Wien (OTS) - Strasser lehnt FPÖ-Forderung auch Asylanten in die Ausländerquote miteinzurechnen ab: "Das entspricht nicht der Genfer Konvention"

Der Innenminister bleibt trotz FP-Kritik bei seinem Vorstoß zur Hamonisierung von Aufenthalts- und Beschäftigungspolitik: "Das Regierungsprogramm gilt"
Utl.: Vorausmeldung zu NEWS Nr. 17, 27. April 2000 =

Innenminister Ernst Strasser übt massive Kritik an
der "sozialdemokratischen Eventkultur". Das ehemalige KZ Mauthausen sei "keine Gedenkstelle wie ich mir das vorstelle", so Strasser im NEWS-Interview. "Nach fünfzig Jahren sozialdemokratischer Innenminister" sei dort "nur mehr sehr wenig Originalbestand zu sehen". Er wolle in Zukunft nicht in "sozialdemokratische Eventkultur" investieren, sondern gewährleisten, dass Mauthausen "Zeugnis von den Greuel, der Widerwärtigkeit und der Unmenschlichkeit der Nazi-Zeit" geben soll, indem entsprechende Projekte "wissenschaftlich und pädagogisch" aufbereitet werden.

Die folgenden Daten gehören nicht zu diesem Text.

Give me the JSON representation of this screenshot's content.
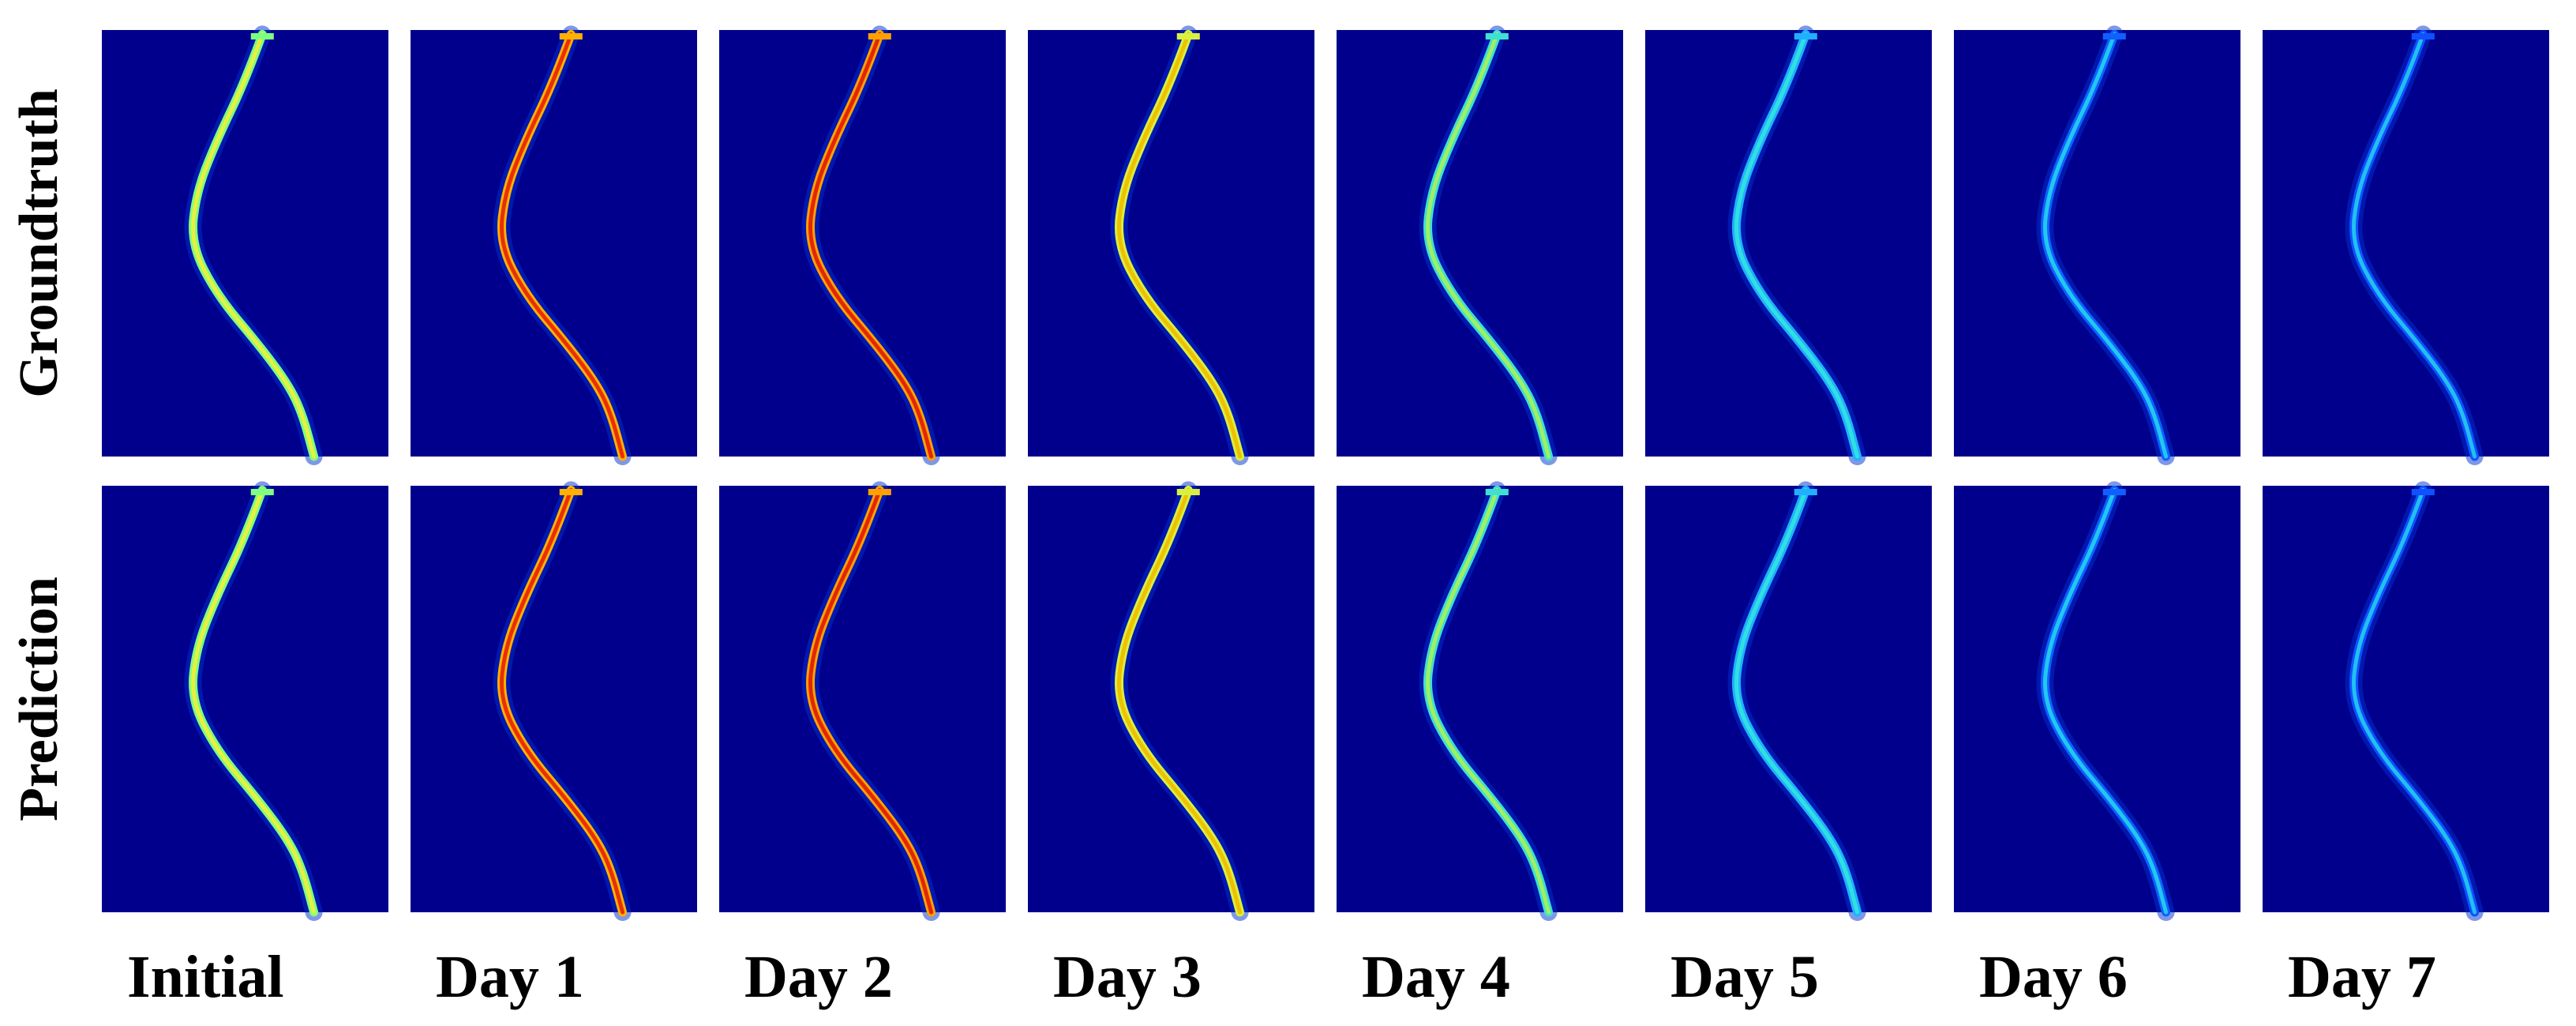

Auf die FPÖ-Forderung auch Asylanten in die Ausländerquote miteinzubeziehen, reagiert Strasser ablehnend: "Das muß ein Mißverständnis sein. Denn so ein Vorschlag entspricht meiner Meinung nach der Genfer Konvention."

Ungeachtet der FPÖ-Kritik an seinem Vorstoß zur Harmonisierung von Aufenthalts- und Beschäftigungspolitik hält der Innenminister an seinen Plänen fest: "Das Regierungsprogramm gilt. Und das bedeutet Integration. Leute, die legal hier leben, sollen grundsätzlich auch hier arbeiten können."